In Bulgaria, 188 per 100 000 inhabitants died as a result of air pollution in 2014. This is the largest number of air pollution related deaths in Europe, by far. Breathing in Bulgaria, above all in Sofia, is unhealthy, especially in winter. The situation in neighbouring countries is rather bad as well, but far better than in Bulgaria.

The main problems in Sofia and other Bulgarian regions:

> Too much particulate matter is floating through the air and inhaled by inhabitants.

> The carbon monoxide value is far above the norm.

Old vehicles with gasoline engines, old diesel engines and the use of solid fuels for heating are the three main sources for the dangerous pollution in Bulgaria.

Sofia mayor Yordanka Fandukova told Bulgarian-language media that the problem was already dealt with and the tendency was positive. According to the mayor, the air quality in Sofia has improved since 2011. She cited the ongoing modernisation of the city’s bus fleet. Fandukova also wants a facility which would turn waste into warmth and electricity for 70 000 households.

Some critics believe such a facility would do more harm than good. NGOs say that actions taken by Sofia municipality did not go far enough.

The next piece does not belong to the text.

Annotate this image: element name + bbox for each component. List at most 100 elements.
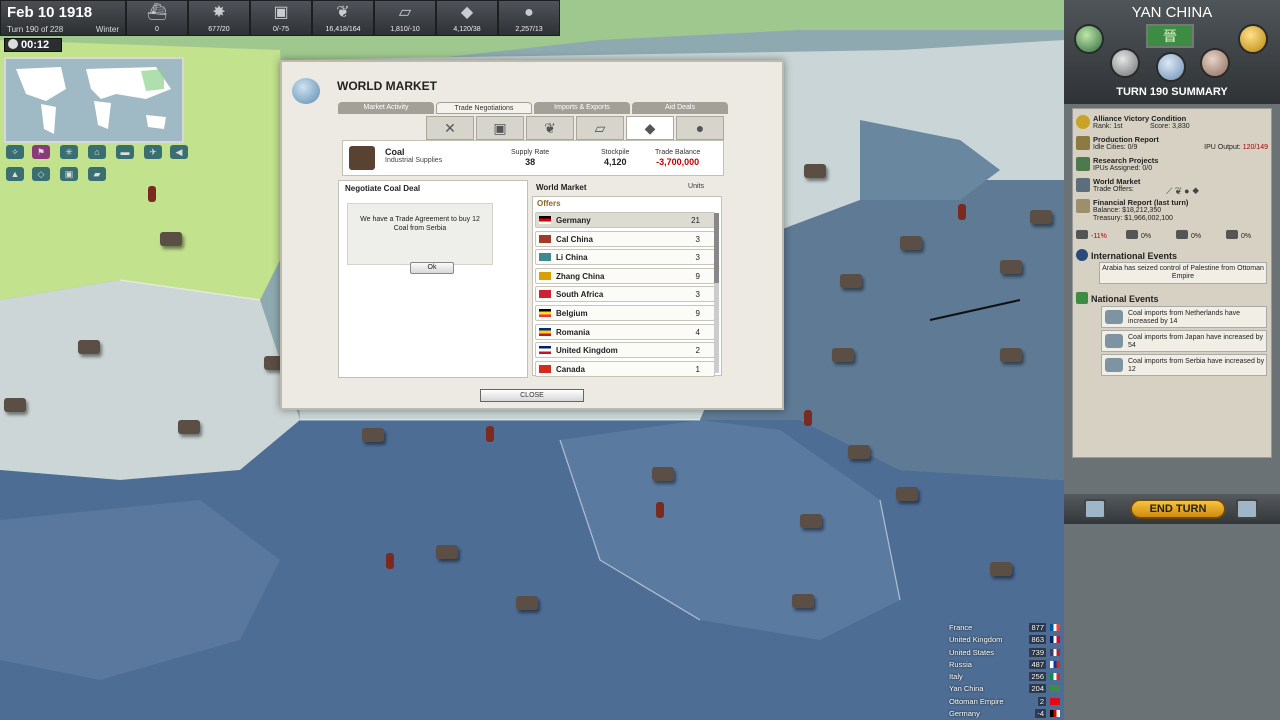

They say that far more people have to be motivated to use Sofia’s public transport, which would have to be improved substantially.

One of the ideas discussed is a new vehicle tax system, which would charge owners of vehicles with high emissions a lot more than those driving greener cars.

At the conference on air quality in Sofia, it will be all about the so-called Sofia Urban Challenge today: A total of 15 European companies will present possible solutions for cleaner air.